Similar Sounds is a first-of-its-kind feature, powered by audio science and machine learning, that allows musicians to drill down on any sound in the Splice Sounds library and discover sounds that are sonically similar.
With Similar Sounds, Splice is pushing the fields of search and discovery for sound. The conventional approach to categorizing sounds relies on describing the attributes of a sound with tags and metadata — for example, instrument, BPM, genre, and key. But this language-based way of categorization inherently has its limitations and biases. Similar Sounds is built upon on the purest understanding of a sound — the sound itself — and is a groundbreaking application of audio science and machine learning designed to improve a musician’s ability to find the sound they hear in their head.
Similar Sounds uses a combination of unsupervised and supervised machine learning to capture even the slightest, most subtle attributes of sound for which there are no precise words or descriptions. The result is an AI engine that knows how to dynamically capture the most important attributes of each specific sound — from pitch to melody to harmonic profile to temporal structure and even semantics for vocal chops and loops. With this information, the technology can measure how close two given sounds are to each other.
Similar Search doesn’t replace tag-based search — it augments and enhances it. Musicians will now have the ability to navigate the millions of sounds in the Splice Sounds catalog by combining metadata-based search and sonic similarity search, making the process of finding the right sound on Splice both the easiest and most advanced in the market.
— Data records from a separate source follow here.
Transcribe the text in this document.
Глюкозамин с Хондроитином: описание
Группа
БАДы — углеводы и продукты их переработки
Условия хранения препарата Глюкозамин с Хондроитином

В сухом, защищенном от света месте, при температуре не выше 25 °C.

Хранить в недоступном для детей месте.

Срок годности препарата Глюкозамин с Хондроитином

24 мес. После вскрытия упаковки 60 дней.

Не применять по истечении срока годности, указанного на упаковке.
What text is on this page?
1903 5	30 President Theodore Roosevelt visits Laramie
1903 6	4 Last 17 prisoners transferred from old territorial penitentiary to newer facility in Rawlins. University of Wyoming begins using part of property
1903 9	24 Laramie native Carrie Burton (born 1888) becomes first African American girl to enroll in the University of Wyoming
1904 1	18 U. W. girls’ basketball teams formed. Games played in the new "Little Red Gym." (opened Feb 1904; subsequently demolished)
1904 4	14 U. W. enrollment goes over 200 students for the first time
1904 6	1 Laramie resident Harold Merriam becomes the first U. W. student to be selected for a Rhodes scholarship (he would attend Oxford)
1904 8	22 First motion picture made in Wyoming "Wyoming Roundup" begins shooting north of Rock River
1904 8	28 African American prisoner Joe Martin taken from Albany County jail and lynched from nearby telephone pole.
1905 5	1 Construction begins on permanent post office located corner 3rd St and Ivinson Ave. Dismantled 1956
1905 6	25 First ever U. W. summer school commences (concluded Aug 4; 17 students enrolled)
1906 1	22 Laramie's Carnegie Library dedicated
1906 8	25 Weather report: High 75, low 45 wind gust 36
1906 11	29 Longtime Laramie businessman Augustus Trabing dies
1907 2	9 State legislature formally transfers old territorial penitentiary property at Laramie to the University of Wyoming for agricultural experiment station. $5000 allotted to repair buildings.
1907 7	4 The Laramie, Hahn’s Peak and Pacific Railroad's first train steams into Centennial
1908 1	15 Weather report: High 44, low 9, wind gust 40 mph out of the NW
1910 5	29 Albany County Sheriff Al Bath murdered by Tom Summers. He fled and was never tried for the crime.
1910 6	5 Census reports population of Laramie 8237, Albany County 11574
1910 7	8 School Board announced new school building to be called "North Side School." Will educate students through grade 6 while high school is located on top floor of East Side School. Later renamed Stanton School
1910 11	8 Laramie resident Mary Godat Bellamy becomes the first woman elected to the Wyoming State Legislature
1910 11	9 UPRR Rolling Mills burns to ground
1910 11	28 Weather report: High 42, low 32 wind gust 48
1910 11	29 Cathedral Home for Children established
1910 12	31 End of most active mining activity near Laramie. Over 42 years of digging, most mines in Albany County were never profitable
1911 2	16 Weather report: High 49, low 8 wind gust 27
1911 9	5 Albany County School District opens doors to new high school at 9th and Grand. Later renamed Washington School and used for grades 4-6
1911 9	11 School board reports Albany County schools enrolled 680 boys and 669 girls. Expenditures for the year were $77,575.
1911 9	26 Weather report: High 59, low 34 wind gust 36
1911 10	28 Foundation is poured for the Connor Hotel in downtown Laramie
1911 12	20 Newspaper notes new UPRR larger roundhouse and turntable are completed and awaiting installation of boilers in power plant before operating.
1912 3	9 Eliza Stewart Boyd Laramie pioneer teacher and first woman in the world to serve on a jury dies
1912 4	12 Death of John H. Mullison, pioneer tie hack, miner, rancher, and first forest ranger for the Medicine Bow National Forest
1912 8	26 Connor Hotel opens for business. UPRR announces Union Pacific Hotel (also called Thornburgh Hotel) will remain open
We think of Splice as an instrument that musicians play. As a musician, you hear a sound in your head or a vibe you’d like to achieve, and you come to Splice to execute on that inspiration. Or perhaps you just sit down with Splice, as you would sit at a piano, to noodle around to find inspiration. If Sounds is an instrument, Similar Sounds is a fine-tune knob that lets you tap into advanced audio science to find a collection of sounds that are similar to a reference that speaks to you.